At first we worried about the tubing but have had no problem with it. She wrestles with her brothers, runs everywhere and has never had the tubing pulled off. The tape has never came loss, even with all the swimming this summer. I highly recommend this pump.
I will add that she never had a problem with shots, but when we first started the pump she complained about the site changes every three days. I try telling her one poke every three days is better than 6 shots a day.
She wears it in a spandex running type belt.

My daughter currently uses the animas ping which is no longer in production. However, I wanted to share how much easier it has been for her to have a pump versus injections. She is almost 5 and has been on a pump with a tube since she was 3. We really never had an issue with her tubing and when we’re ready for a new pump we will be getting the tslim because it works with the Dexcom G6 and most importantly the basal rates are small increments which is essential for her. To help her have some control over her diabetes we give her the choice of where to put her pump sites on her abdomen and she holds our hand during insertion. That might help some of your child’s seeming anxiety. A little control can go a long way.

Hi Heather,
My son is also 4 years old.

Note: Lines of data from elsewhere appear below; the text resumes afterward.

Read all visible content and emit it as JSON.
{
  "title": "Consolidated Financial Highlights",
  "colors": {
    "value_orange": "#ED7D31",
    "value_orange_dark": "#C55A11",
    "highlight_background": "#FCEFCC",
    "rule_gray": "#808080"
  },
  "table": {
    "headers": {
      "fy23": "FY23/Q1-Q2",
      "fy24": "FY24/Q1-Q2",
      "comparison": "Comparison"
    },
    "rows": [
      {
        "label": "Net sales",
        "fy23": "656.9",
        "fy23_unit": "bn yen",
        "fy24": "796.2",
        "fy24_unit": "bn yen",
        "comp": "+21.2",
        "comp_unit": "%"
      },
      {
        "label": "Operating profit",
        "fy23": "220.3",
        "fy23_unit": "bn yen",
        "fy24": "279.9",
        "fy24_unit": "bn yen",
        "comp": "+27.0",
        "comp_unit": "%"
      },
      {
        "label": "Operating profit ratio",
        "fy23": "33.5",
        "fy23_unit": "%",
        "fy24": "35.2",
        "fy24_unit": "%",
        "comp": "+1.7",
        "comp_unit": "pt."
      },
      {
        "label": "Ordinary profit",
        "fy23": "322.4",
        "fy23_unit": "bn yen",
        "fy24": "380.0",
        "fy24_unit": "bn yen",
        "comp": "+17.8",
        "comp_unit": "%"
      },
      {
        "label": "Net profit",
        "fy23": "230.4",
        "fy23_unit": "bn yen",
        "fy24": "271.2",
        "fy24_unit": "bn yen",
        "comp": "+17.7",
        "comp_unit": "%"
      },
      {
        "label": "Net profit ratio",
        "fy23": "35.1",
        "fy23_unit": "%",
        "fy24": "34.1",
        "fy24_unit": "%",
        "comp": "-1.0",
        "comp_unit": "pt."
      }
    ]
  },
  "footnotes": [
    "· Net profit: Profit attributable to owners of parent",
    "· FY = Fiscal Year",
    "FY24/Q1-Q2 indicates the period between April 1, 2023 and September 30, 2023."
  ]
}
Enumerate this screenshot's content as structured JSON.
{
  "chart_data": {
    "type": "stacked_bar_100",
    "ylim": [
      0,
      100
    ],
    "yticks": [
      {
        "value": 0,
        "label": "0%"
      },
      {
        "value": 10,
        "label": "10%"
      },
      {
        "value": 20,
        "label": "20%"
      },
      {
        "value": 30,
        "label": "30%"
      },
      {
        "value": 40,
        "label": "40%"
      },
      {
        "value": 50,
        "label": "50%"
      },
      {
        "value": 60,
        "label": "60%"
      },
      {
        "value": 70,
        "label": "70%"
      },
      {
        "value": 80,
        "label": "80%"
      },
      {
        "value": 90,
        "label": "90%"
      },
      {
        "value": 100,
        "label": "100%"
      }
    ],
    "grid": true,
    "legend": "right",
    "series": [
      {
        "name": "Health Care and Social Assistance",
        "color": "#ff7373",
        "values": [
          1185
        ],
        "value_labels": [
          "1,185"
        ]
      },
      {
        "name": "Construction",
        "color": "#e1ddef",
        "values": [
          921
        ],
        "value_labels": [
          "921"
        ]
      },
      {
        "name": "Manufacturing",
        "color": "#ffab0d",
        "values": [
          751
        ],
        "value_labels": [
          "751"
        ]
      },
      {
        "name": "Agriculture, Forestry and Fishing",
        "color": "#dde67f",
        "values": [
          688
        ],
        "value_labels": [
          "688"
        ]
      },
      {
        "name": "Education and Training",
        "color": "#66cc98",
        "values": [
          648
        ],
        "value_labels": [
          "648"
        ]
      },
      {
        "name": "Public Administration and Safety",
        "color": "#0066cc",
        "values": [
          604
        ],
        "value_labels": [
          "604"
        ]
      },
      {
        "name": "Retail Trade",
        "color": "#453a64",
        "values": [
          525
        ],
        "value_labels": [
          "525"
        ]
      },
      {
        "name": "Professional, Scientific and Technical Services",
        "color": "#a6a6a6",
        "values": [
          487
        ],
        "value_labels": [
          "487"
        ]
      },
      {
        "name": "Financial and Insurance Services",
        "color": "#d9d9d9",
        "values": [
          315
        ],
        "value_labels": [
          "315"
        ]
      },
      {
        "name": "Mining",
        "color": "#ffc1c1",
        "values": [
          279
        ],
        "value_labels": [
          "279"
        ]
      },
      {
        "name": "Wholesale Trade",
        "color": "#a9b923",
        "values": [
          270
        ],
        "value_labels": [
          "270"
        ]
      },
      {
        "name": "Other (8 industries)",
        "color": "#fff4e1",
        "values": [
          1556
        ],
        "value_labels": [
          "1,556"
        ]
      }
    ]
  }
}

We just got the Dexcom G6 last month and started using the T Slim X2 pump we like that when it senses he is going to have low BG it stops insulin. I think the one thing the educators did not explain well enough was about the “Constant drip of insulin”, in the settings you and the doctor set up all of the times that he will receive a small increment of insulin like .125 units of insulin and it only gives insulin at those times all the other times you have to bolus him when you give them a meal or snack unless he is low then you would not enter in any carbs you only enter in carbs if you give him more than just that 15 g of carbs to bring his blood sugar up, but do not include the 15 g of carbs that is helping bring a sugar up. We’re still trying to get used to having the pump in the CGM overall this week has been difficult only because my little one hasn’t been feeling well so he’s had key tones and high blood sugar and many many calls to the endocrinologist, but we finally got the key tones under control and he starting to feel better. He tells us that when we insert his cannula for the pump he said it hurts and he’s a really slim little guy so the only place that we can place his pump is on his butt. His decks calm on the other hand we can place on the back of his arm. With the Dexcom he doesn’t even notice that we could inserted the sensor. I’m always here if you have any questions And would be more than happy to help answer them. We’ve been on this journey for three years February 14.

@TeamLogan2016 HI Pearl Ann, what you describe above is called a “Basal Rate”. it is programmable and takes a very long time to get right. All pumps have a basal rate, because everyone needs a very small amount of insulin all day long. The first year with a pump, tweaks are made to program that rate (x amount during certain hours) until they are correct. With a growing child, those rates will change year-to-year. Many pump/CGM integrations will stop insulin if you get too low. There is only 1 pump on the market today that will increase basal rates on high blood sugar and that’s the Medtronic 670G… and I might add, when it’s working right.

all pumps require you to put in what carbs you are eating, called a meal “Bolus”.

There is a great book called “Pumping Insulin” which has everything about pumping in it. good luck.